A while ago, I wrote about the reinvention of the Radler – Fosters and others bringing the shandy back to a new, previously lemon-free, generation. I suspected at the time this could turn out to be merely the tip of the iceberg, and two short months later, here we are. The similarly lime-inseminated Carling Zest with a Hint of Citrus is receiving a new stablemate – Carling Zest with a Hint of Winter Berries. This is it; the moment that these drinks truly move away from beer, parting from the brewery dockyard amidst a rending groan of metal and exploding, blackberry-flecked rivets.

According to Jeremy Gibson, Carling brand director at Molson Coors, this limited edition flavour will be ‘available across the off-trade throughout the autumn and winter months’. Fair enough – fruit beers have always existed, after all, and all Molson Coors are trying to do is diversify their product range. Fruit-based beers were some of the original brews that humans created; our grunting, fur-covered ancestors grimly mulching handfuls of berries until they fermented and became alcoholic.* So why shouldn’t MC bring out a winter version of their Carling Zest with a Hint of Citrus?

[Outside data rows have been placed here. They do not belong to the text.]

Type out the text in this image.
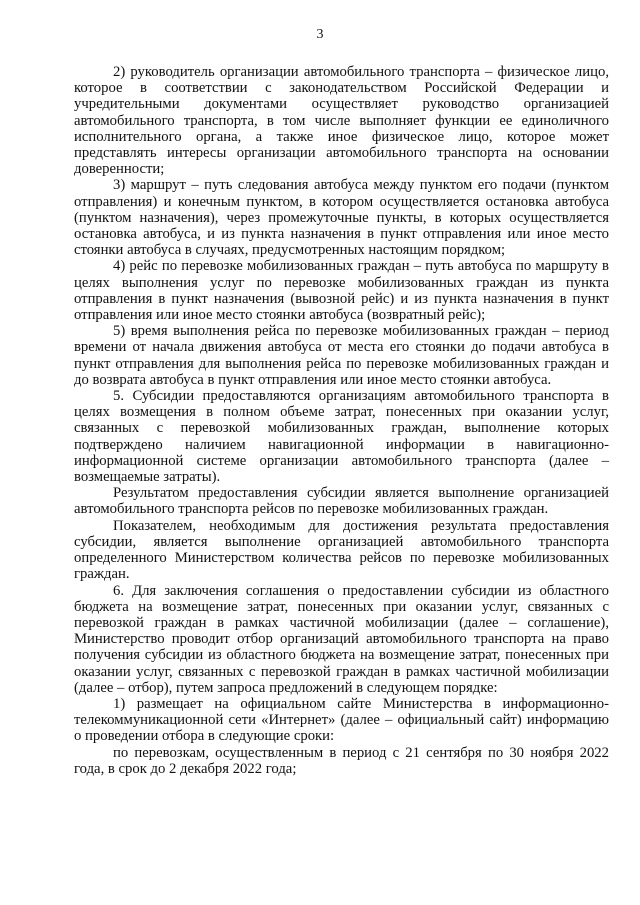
3

2) руководитель организации автомобильного транспорта – физическое лицо, которое в соответствии с законодательством Российской Федерации и учредительными документами осуществляет руководство организацией автомобильного транспорта, в том числе выполняет функции ее единоличного исполнительного органа, а также иное физическое лицо, которое может представлять интересы организации автомобильного транспорта на основании доверенности;

3) маршрут – путь следования автобуса между пунктом его подачи (пунктом отправления) и конечным пунктом, в котором осуществляется остановка автобуса (пунктом назначения), через промежуточные пункты, в которых осуществляется остановка автобуса, и из пункта назначения в пункт отправления или иное место стоянки автобуса в случаях, предусмотренных настоящим порядком;

4) рейс по перевозке мобилизованных граждан – путь автобуса по маршруту в целях выполнения услуг по перевозке мобилизованных граждан из пункта отправления в пункт назначения (вывозной рейс) и из пункта назначения в пункт отправления или иное место стоянки автобуса (возвратный рейс);

5) время выполнения рейса по перевозке мобилизованных граждан – период времени от начала движения автобуса от места его стоянки до подачи автобуса в пункт отправления для выполнения рейса по перевозке мобилизованных граждан и до возврата автобуса в пункт отправления или иное место стоянки автобуса.

5. Субсидии предоставляются организациям автомобильного транспорта в целях возмещения в полном объеме затрат, понесенных при оказании услуг, связанных с перевозкой мобилизованных граждан, выполнение которых подтверждено наличием навигационной информации в навигационно-информационной системе организации автомобильного транспорта (далее – возмещаемые затраты).

Результатом предоставления субсидии является выполнение организацией автомобильного транспорта рейсов по перевозке мобилизованных граждан.

Показателем, необходимым для достижения результата предоставления субсидии, является выполнение организацией автомобильного транспорта определенного Министерством количества рейсов по перевозке мобилизованных граждан.

6. Для заключения соглашения о предоставлении субсидии из областного бюджета на возмещение затрат, понесенных при оказании услуг, связанных с перевозкой граждан в рамках частичной мобилизации (далее – соглашение), Министерство проводит отбор организаций автомобильного транспорта на право получения субсидии из областного бюджета на возмещение затрат, понесенных при оказании услуг, связанных с перевозкой граждан в рамках частичной мобилизации (далее – отбор), путем запроса предложений в следующем порядке:

1) размещает на официальном сайте Министерства в информационно-телекоммуникационной сети «Интернет» (далее – официальный сайт) информацию о проведении отбора в следующие сроки:

по перевозкам, осуществленным в период с 21 сентября по 30 ноября 2022 года, в срок до 2 декабря 2022 года;
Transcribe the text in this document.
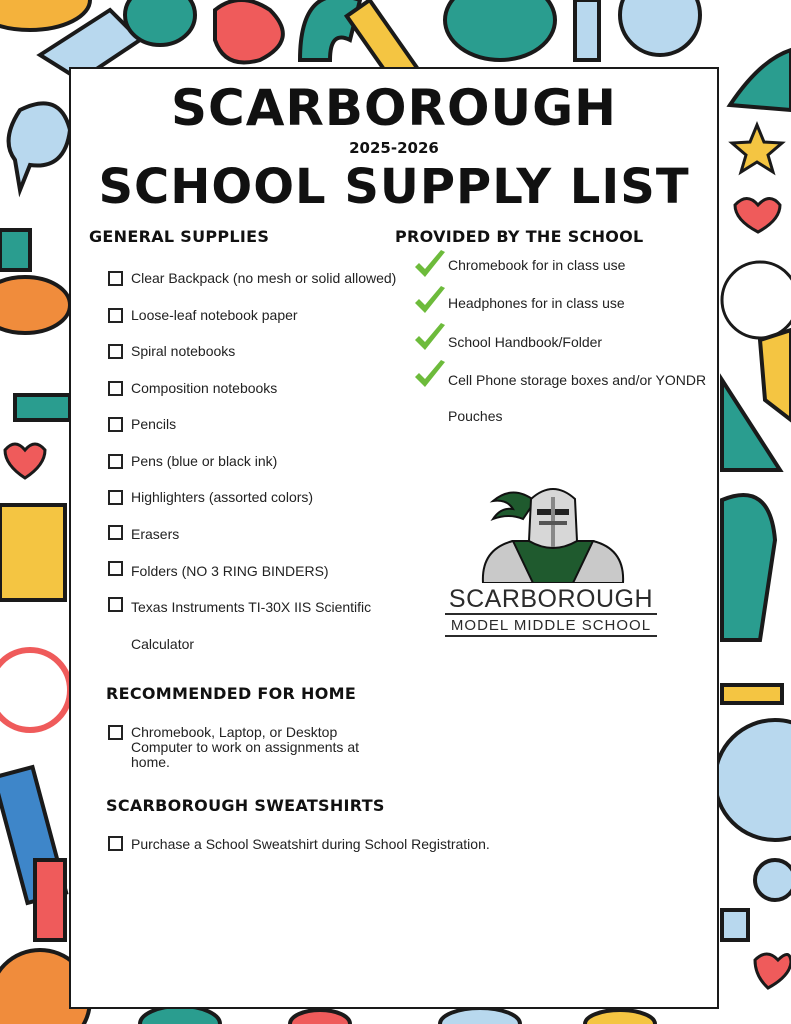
SCARBOROUGH
2025-2026
SCHOOL SUPPLY LIST
GENERAL SUPPLIES
Clear Backpack (no mesh or solid allowed)
Loose-leaf notebook paper
Spiral notebooks
Composition notebooks
Pencils
Pens (blue or black ink)
Highlighters (assorted colors)
Erasers
Folders (NO 3 RING BINDERS)
Texas Instruments TI-30X IIS Scientific
Calculator
PROVIDED BY THE SCHOOL
Chromebook for in class use
Headphones for in class use
School Handbook/Folder
Cell Phone storage boxes and/or YONDR
Pouches
SCARBOROUGH
MODEL MIDDLE SCHOOL
RECOMMENDED FOR HOME
Chromebook, Laptop, or Desktop
Computer to work on assignments at
home.
SCARBOROUGH SWEATSHIRTS
Purchase a School Sweatshirt during School Registration.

*By that, I mean cavemen, not Bruce and Scott Williams

Because; it’s fake. It’s reactionary. Cider-pushers learned from their lagery counterparts how to market their apple-flavoured products to a new sector, and now the lager-pushers are snatching the favour right back. They are the two sides in the Cold War (served over ice) of the modern alco-pop. Just this morning, on the way to work, I passed a billboard for Strongbow Dark Fruit – their base cider mixed with blackberry and blackcurrant juices – but it could just as easily have been this new Carling Zest with a Hint of Winter Berries. You drink a flavour. Not a beer or a cider.

The manufacturers copy ideas from each other because there’s no discernable difference between them. What sells for one will sell just as well for the other. Citrus fruit. Dark fruit. Stone fruit. Berry fruit. Fruits of the Forest. Fruit and Nut. Just go down the list on the flipchart and make a swift phone call to the juice-traders. It’s the same as the inexorable ‘variation’ of chocolate bars: from plain, to dark, to orange, to caramel, to coconut, to peanut butter. I bet you 50p that by Easter there will be Carling Zest with a Hint of Strawberry, by Summer Carling Zest with a Hint of Orchard Fruits.

There really isn’t any point in going on about this, though – Carling Zest with a Hint of Citrus has apparently been hugely successful, billed by the Food & Drink Innovation Network as ‘the most successful beer of 2012’ (our choice; Cromarty AKA IPA), and winning ‘Alcoholic Drinks Brand of the Year’ at The Grocer Gold Awards 2013, beating a shortlist of Blossom Hill Vie, Jack Daniel’s Tennessee Honey, Spitfire, and Gallo wine. Jeremy Gibson makes an interesting, and revealing, point: “We have put a great deal of investment behind Carling Zest [with a Hint of Citrus] this year and its standing in the category shows that we are reaping the results of that.”

Investment – not innovation. It’s a fact of life that faux-fruit drinks have more of a mass-market appeal than well-made, small batch alcohol, but equally another fact of life that they only do so because they are backed by huge amounts of cash. I’m a realist – I know I’ll never pass a billboard ad for AKA IPA on the way to work. But it doesn’t stop me being rankled by seeing something as innovative and experimental as beer reduced to the level of products such as yoghurts, fabric softener, or cereal bars. They all have dark berry versions, as does cider. And now, as does beer. Derivative marketing in your pint glass (serve over ice).